The ideas include recall elections, anti-party hopping laws, elections for the Dewan Negara and city councils or proportional representation instead of first-past-the-post.

There are indeed so many ideas that would improve our democratic process but they all depend on reform from the same political representatives who are responsible for the current quagmire and who are not showing any sort of commitment to improve a clearly broken system.

Fann believes that constant engagement with lawmakers is key.

"Part of Bersih 2.0's advocacy over the past one year has been to engage with politicians from all parties in getting their views on recall elections.

"We did it mostly online through private meetings, webinars and some face-to-face meetings. We are pleased to note that there is a growing acceptance for recall elections.

"Politicians are sensitive to public opinion and they would be reluctant to effect changes unless there is a groundswell of support for these reforms. As such, another reason for us to launch the SREL is to get public support for this reform and we hope to see political parties making commitments to having recall elections in their party manifestoes for GE15," he said.

Mechanics of the SREL

According to Fann, the purpose of the SREL is to give Malaysian voters a sampler of how a recall election would work if we have such a law in place.

Bersih chairperson Thomas Fann
Bersih chairperson Thomas Fann

"We commissioned a research report into recall elections and made some recommendations on how a recall election could be conducted in Malaysia, where the process is longer, needing a petition of at least one percent of registered voters in a constituency to initiate, then another 10 percent to trigger a recall election and finally a recall election where at least 50 percent of voters plus one voting 'Yes' to remove - or more voters than the elected rep received at the last election - for the recall or sacking to be successful."

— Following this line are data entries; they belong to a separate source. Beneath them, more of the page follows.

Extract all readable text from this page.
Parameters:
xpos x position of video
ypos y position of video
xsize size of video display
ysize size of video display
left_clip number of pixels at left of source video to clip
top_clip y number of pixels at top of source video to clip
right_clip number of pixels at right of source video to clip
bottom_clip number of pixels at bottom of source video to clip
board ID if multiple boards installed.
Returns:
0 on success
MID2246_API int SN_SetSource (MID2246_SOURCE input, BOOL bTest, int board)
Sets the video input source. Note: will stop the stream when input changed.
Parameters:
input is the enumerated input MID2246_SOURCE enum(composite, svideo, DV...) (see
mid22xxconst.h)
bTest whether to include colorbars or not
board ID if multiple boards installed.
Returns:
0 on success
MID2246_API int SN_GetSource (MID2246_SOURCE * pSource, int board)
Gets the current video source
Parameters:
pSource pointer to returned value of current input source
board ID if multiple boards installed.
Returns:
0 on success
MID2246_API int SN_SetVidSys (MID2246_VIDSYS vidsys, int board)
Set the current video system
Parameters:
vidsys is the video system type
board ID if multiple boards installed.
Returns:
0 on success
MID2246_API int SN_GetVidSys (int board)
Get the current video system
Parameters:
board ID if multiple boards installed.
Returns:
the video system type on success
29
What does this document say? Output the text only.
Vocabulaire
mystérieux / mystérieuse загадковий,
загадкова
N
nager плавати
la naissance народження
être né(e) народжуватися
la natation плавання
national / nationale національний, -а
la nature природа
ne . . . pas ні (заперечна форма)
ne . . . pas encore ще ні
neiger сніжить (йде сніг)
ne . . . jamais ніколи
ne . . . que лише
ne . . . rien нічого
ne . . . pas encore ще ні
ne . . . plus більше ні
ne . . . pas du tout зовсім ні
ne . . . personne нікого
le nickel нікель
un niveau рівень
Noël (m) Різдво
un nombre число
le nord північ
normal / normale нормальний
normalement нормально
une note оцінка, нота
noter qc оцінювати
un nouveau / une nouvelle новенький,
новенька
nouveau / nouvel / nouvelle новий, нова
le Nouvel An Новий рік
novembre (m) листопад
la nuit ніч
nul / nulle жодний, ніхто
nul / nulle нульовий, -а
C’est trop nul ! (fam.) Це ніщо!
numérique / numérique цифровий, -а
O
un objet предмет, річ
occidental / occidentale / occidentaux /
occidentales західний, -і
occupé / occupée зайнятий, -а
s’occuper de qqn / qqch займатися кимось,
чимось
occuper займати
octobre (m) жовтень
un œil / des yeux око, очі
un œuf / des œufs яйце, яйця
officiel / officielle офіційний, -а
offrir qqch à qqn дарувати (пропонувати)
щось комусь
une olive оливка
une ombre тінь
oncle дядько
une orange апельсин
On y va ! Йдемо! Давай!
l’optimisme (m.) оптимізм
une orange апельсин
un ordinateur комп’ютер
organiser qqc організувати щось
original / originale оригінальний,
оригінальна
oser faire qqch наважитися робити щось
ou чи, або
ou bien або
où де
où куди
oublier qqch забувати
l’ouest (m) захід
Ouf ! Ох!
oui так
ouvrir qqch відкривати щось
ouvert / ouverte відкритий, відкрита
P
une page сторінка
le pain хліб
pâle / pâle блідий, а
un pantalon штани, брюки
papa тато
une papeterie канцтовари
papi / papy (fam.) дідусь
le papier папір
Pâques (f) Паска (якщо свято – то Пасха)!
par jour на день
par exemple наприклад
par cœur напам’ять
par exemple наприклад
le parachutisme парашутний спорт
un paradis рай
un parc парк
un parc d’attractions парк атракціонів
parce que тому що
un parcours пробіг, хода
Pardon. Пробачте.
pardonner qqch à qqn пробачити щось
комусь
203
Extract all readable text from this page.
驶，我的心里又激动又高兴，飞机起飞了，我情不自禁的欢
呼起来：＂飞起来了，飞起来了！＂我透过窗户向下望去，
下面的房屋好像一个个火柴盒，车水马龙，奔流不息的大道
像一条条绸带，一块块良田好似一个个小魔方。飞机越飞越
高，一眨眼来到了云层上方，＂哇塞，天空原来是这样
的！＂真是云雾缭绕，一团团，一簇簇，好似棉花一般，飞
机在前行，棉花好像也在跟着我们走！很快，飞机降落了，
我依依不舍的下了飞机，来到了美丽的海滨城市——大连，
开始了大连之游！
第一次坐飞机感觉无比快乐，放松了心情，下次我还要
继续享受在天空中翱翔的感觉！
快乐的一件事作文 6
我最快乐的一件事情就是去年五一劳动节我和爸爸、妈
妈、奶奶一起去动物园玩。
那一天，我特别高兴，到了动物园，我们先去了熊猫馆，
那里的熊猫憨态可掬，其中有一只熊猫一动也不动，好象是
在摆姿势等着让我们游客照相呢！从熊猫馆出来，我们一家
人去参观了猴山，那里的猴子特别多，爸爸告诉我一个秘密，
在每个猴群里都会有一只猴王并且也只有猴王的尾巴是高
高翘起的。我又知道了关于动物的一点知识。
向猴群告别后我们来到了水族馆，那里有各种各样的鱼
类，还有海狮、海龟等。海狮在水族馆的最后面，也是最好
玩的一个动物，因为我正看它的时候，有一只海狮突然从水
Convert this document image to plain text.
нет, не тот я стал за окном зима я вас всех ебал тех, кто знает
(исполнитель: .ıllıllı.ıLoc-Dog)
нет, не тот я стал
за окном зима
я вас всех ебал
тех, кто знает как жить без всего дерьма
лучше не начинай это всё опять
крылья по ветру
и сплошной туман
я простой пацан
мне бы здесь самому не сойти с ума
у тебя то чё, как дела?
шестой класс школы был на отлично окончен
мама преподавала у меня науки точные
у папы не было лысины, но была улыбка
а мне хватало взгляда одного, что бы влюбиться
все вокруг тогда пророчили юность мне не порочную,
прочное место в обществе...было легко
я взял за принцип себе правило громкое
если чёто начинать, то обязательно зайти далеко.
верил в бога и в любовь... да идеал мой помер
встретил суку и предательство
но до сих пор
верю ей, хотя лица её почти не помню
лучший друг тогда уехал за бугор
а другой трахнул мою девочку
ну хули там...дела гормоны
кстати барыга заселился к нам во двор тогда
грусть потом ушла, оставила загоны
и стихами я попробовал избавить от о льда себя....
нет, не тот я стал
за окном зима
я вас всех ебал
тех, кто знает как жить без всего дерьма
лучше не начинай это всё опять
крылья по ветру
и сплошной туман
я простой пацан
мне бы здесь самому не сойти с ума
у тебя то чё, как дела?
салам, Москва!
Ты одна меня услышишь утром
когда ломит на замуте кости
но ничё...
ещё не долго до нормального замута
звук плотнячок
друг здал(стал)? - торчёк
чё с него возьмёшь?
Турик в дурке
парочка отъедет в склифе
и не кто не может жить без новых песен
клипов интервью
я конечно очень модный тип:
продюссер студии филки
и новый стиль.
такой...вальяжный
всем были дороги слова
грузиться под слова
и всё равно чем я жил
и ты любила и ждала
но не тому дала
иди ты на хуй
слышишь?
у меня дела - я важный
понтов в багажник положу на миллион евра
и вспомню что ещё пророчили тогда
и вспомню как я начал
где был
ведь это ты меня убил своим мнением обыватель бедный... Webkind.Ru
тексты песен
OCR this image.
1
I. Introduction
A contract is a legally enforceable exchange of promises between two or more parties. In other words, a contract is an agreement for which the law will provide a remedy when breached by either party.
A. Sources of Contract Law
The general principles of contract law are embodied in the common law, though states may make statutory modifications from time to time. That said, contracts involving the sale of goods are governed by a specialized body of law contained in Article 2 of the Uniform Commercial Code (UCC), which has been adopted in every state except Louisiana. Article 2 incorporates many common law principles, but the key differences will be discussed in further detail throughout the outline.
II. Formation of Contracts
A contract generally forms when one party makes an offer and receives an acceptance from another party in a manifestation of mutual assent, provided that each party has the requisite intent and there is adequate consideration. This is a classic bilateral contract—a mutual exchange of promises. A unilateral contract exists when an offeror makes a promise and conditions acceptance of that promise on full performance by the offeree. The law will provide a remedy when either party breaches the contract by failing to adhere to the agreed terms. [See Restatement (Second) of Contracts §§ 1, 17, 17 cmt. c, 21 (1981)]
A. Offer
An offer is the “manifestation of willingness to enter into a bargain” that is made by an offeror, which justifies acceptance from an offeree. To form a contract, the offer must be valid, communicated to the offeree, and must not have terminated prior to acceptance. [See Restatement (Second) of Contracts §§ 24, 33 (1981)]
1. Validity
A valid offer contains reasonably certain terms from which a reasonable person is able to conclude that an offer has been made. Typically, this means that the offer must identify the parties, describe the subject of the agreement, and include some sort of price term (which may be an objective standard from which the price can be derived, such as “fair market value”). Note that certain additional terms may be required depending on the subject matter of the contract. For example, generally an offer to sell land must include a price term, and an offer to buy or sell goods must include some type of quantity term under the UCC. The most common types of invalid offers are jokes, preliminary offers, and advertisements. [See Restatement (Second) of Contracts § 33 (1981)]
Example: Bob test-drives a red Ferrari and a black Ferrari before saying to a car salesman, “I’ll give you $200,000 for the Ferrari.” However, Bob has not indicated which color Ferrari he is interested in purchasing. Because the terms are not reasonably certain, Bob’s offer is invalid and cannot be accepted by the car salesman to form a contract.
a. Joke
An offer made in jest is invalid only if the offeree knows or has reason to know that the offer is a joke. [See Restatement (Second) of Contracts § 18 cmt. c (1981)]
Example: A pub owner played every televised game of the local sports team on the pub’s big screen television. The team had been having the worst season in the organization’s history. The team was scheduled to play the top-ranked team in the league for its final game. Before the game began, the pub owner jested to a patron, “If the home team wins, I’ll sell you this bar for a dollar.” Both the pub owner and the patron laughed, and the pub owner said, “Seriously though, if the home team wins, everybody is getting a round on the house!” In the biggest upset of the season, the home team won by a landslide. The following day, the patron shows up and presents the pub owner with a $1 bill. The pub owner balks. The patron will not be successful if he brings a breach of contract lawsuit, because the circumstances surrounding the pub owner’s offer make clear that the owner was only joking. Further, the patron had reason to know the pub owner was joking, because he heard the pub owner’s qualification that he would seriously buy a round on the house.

For the purposes of this campaign, it has been scaled down so that voters can have an easier experience of taking part in this exercise.

Fann said interested voters can contact Bersih 2.0 to indicate their interest to initiate an SREL in their constituency.

For this campaign, only constituencies that saw their MPs or assemblyperson defecting to another party/coalition or going independent, qualify to participate.

i) Once Bersih approves the interested person or party, they will create an online link where the initiator has to collect at least three percent of registered voters of their constituency. Only registered voters for GE14 are allowed to take part as they were the voters who had voted or had the right to vote. There is no time limit to the collection of the three percent.

ii) Once the three percent has been achieved, Bersih will verify that these are genuine voters for the constituency.

iii) Bersih will then offer to host a debate between the initiator of the petition and the targeted MP or assemblyperson so that both sides have a chance to present their case as to why they should be sack or retained. If the targeted representative does not want to respond or take part in the debate, this part will be skipped.

iv) Bersih will then open up the online page for the SREL where eligible voters can vote 'Yes' or 'No' to the question, "Do you want to sack YB ____?" The polling period will last for one month.

v) At the close of polling. Bersih will then reveal the result.

If there are more 'Yes' votes than 'No' votes and if more than 10 percent of registered voters have participated, Berish will show that had there been a recall election law in Malaysia, there would be a high probability that the elected representative would be sacked and a fresh election called.